Given the poverty and suffering his incompetence created for his own people, why didn’t he tear up his passport and try to make amends at home?

Because, one suspects, he’d been rumbled as a colossal idiot by the American people: the sight of this grinning ninny approaching their home would probably have had most Yanks reaching for their shotguns while simultaneously unleashing the hounds. So the rest of the world has had to suffer this self-important, unelected, interfering nincompoop meddling in its affairs – which are absolutely none of his business - for the best part ofthirty years.

As Enoch Powell famously said, all political careers end in failure. The rest of us reach a certain level in our admittedly modest professional lives which allows us to retire with some sense of achievement, no matter how slight, and the feeling of a job pretty much completed. In the revolting language of the self-help industry, we can fashion a justificatory narrative for our lives which prevents us from ending up rocking back and forth, grinding our teeth in a darkened room as we brood on our myriad failures. How many politicians feel that way when their careers implode (or they’re kicked out by the voters – or both)?

Gordon Brown – Britain’s very own Jimmy Carter – is busy writing a book which will no doubt reveal how brilliantly he handled the global economic crisis. Now, in the wake of Tony Blair’s monumental monstering of his successor, Gordy has shared with us his intention to undertake unpaid charity work, focusing on education in Africa in particular, and the developing (i.e. poor) world in general.

Education. Hmmm. Given the high levels of illiteracy and innumeracy in this country – despite every taxpayer having been forced to spend a fortune on the school system during Labour’s thirteen years in power (whether we made use of the system or not) – wouldn’t it make more sense for Gordy to stay at home and try to “make a difference” to the generation of illiterates he and his government did so much to create? What makes educating Africans so attractive? Because they don’t know what a humungously useless prat this semi-autistic Scotsman turned out to be?

If Gordy brings the same levels of understanding, adroitness and sensitivity to his new mission as he did to his previous one, the cause of African education is about to be dealt a potentially fatal blow. Mind you, it’ll be interesting to see what a man whose only answer to any problem was to spend more of other people’s money on it, without any noticeable impact, comes up with in a country where he can’t simply rob every tax-paying citizen whenever he feels like it to make him feel better about himself.
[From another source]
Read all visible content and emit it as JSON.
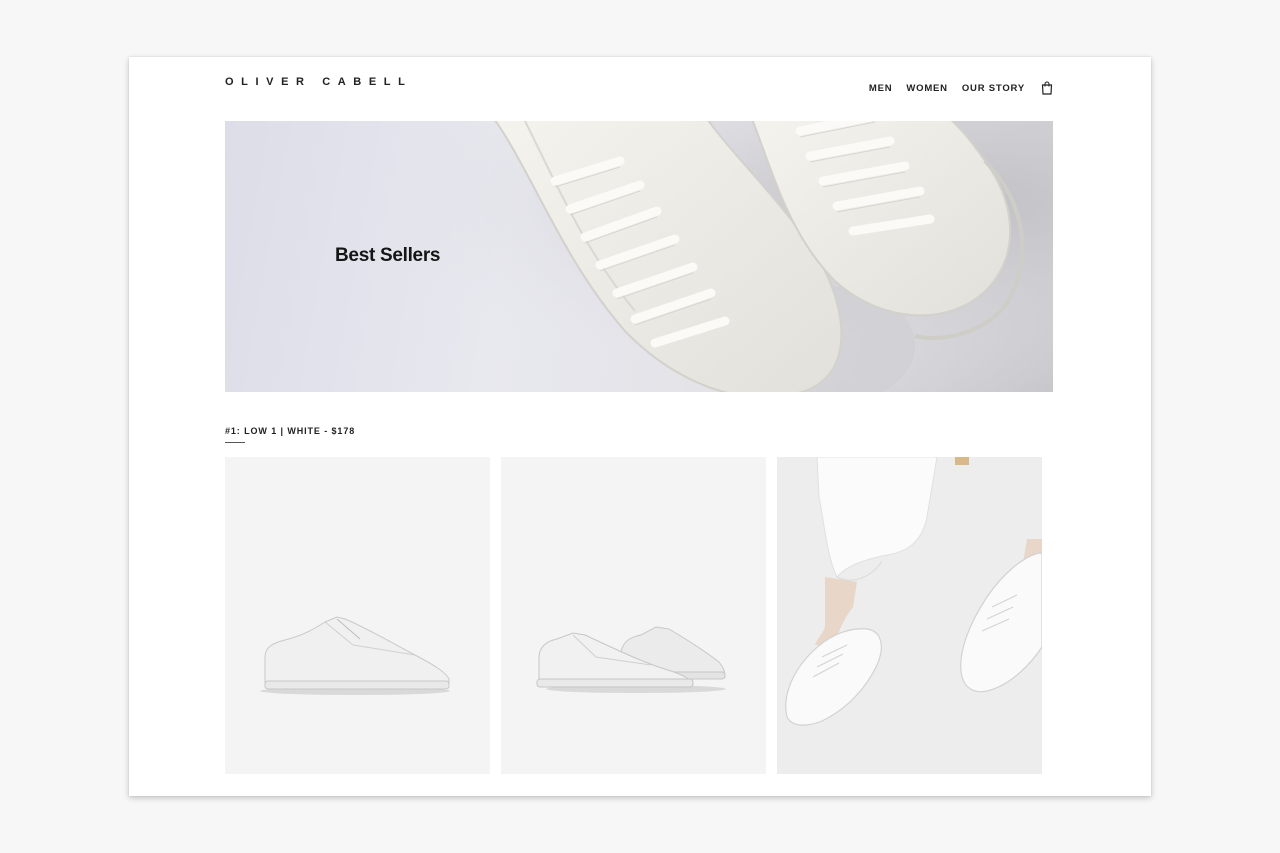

Tony Blair, of course, headed for the Middle East. He had more of an excuse for looking abroad for useless (but lucrative) employment. First, he evidently had a cosmically greedy family to set up for life (a million pound Central London flat for his daughter – ah, sweet!) Shame the Chancellor he was too cowardly to sack has made it so hard for the rest of us to pass anything on to the next generation, except debt. I also presume Tony needed to amass megabucks so that his ghastly wife would spend 24 hours a day, eyes acquisitively aglitter, on eBay, winkling out those elusive bargains that can do so much to fill an empty life, or scouring the globe for yet another property to cushion the pain of nobody being able to stand the sight of her. Secondly, Blair’s own party was still in power when he left office, and he knew perfectly well what a disaster his successor would prove, and, prudently, sought employment thousands of miles away to avoid the backspray when Gollum inevitably tripped and fell into the latrine.

But now that Tony’s true successor – the left-wing Tory, David Cameron – is in power, and now that he’s achieved his main goal (to eviscerate the basket case who was his former next-door neighbour) surely now he could do us all a favour and put a sock in it. After all, how much money can one woman spend on eBay– even one as obsessed with possessions and wealth as Cherie? 

Otherwise we might all remember that the parlous moral, military and monetary state of this country is as much Blair’s fault as it is Brown’s.

1 comment:

  1. I don't know why people are so unkind about Gordon Brown's book on the financial crisis. I have already made space for it in my bookcase between A Short History of the Cardboard Box and Learn to Cook the Albanian Way.